The Reserve Bank of India (RBI) last cut the policy repo rate by 0.25% in January.  That followed a long 9-month stand-off between the government and the central bank over the need for broader policy changes (particularly lower government spending and reform in the goods market).   The rate reduction was on the back of some moderation in inflationary pressures but was also partly reward for positive moves from the Government late last year to open up the retail and aviation sectors and ease caps on capital inflows.

The lower inflation number in January provides scope for further rate cuts.  However, the RBI has stated that scope for further interest rate reductions remains limited.  I think they will cut rates by another 50 bps.

The RBI's view on its room to move won't have changed with the release of the Government's 2013 Budget last week.  The Budget left deficit projections for the current and next financial year largely unchanged at 5.2% in FY 2012/13 (previously 5.3%) and 4.8% in 2013/14 (unchanged).

But rather than reducing unsustainable subsidy expenditure, the Government increased subsidies from 1.82 trillion rupees in 2012/13 to 2.4 trillion rupees in 2013/14.  That will be funded by a 1-year 10% surcharge on higher income citizens along with higher import duties on some luxury items.  That's not my definition of structural budget reform.

The Government also announced higher spending in education and health and an increase in capital spending.  It's hard to argue about investment in those areas, but he quality of the outputs remains to be seen.  And it would have been preferable for increased expenditure in those areas to be funded by lower spending on subsidies.

In terms of GDP growth, the Government's forecast for FY 2012/13 remains at 5.0% with an increase to between 6.1% and 6.7% expected in FY 2013/14.  My forecasts are 4.8% and 5.8% respectively.
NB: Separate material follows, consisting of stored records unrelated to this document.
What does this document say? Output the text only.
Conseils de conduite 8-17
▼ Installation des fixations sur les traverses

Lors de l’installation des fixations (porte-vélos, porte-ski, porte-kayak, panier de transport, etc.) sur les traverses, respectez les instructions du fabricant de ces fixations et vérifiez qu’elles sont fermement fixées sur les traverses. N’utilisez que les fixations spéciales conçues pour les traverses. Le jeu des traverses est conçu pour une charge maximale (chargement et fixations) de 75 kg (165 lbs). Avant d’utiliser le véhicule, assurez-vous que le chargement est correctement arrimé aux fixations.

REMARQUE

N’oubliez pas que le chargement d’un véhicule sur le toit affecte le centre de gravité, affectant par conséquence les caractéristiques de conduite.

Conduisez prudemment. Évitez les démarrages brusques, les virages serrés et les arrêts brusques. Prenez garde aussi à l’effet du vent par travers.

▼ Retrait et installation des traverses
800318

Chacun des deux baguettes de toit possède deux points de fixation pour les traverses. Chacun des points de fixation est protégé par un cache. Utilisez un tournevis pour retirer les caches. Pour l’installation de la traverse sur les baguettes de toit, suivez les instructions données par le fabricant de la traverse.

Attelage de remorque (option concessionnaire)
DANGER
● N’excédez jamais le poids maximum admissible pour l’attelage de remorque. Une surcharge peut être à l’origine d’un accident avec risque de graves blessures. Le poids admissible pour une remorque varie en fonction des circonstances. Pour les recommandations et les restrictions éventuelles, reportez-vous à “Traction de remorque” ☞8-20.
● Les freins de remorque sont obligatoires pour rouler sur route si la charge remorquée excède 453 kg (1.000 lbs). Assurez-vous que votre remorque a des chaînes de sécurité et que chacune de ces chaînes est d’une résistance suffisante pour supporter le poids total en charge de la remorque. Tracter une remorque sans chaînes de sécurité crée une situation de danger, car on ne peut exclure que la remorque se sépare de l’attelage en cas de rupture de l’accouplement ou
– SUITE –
The Government's growth forecasts are still well shy of their stated aspiration of 8.0% growth.  India saw growth rates in excess of that level following the GFC, but with that high growth came sharply higher inflation, indicating that growth of that level was well in excess of potential. 

If the Government wants to achieve sustainable 8% growth, they need to get serious about measures to enhance productivity and improve their budget fundamentals.  In that respect Budget 2013 was a lost opportunity.